The Seminole Casino Coconut Creek is a casino located in Coconut Creek, Florida owned and managed by the Seminole Tribe of Florida.

== History ==
=== Origins and controversy ===
The casino was initially proposed as a bingo hall and a card room, but it added slots in 2000. There was local pushback to the addition of slot machines, with fears that the bingo hall would turn into a casino. At the time, the prevailing legal theory within the government of Florida was that the Seminole Tribe could not open a casino without the permission of the Governor of Florida, then Jeb Bush. Bush had stated that he would not grant a license to the Seminole Tribe for a casino to open; however, the Department of the Interior under Bruce Babbitt began the process of allowing for Native American casinos regardless of state law, as that would override local and state laws, due to tribal sovereignty and the Indian Gaming Regulatory Act. This was largely due to early efforts by the Seminole Tribe to legalize gambling in Florida. In 1979, the tribe controversially opened a bingo hall in Hollywood, Florida on the Hollywood Seminole Indian Reservation. The result of that was the lawsuit Seminole Tribe v. Butterworth, in which the United States Court of Appeals for the Fifth Circuit ruled that the tribe was allowed to run a bingo hall. The ruling found that the restrictions Florida was attempting to impose over the tribe was outside of its remit. This is because Native American reservations hold tribal sovereignty that can only be restricted by the United States Congress. The only regulation that Congress had passed relevant to this relating to the Seminole's sovereignty was Public Law 280, which gave Florida some civil jurisdiction on reservations.
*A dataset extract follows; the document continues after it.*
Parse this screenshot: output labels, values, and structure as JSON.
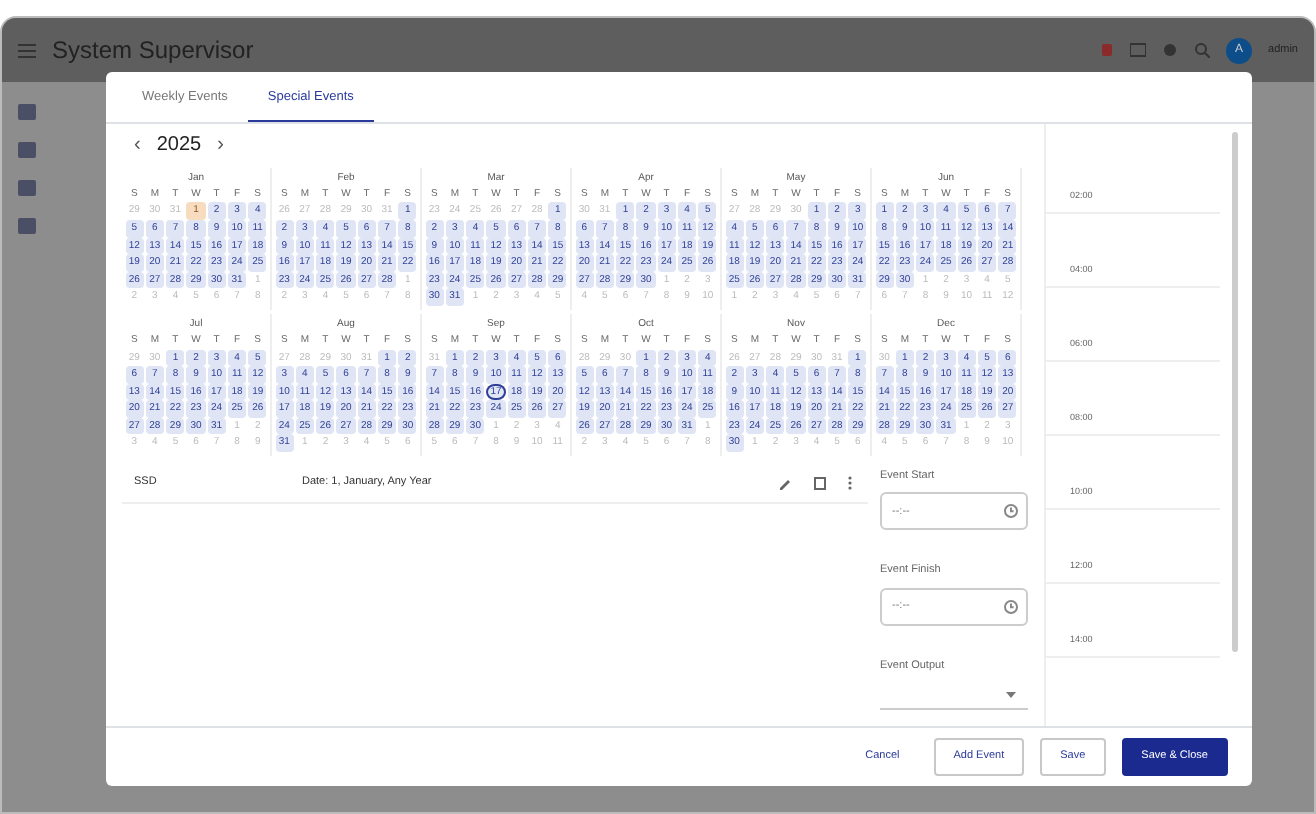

The Fifth Circuit found that bingo was considered to be under civil jurisdiction and that Florida's attempted regulation of Seminole bingo was outside of its civil jurisdiction allowed by Public Law 280. This allowed for the Seminole Tribe to open further bingo halls, including the bingo hall in Coconut Creek that eventually became the Seminole Casino Coconut Creek.

=== Expansion to table games and sports betting ===
The casino has since expanded significantly to have table games as well as sports betting, both of which were added in 2023, following the 2021 signing of a 30-year agreement relating to gambling between the Seminole Tribe and the government of Florida.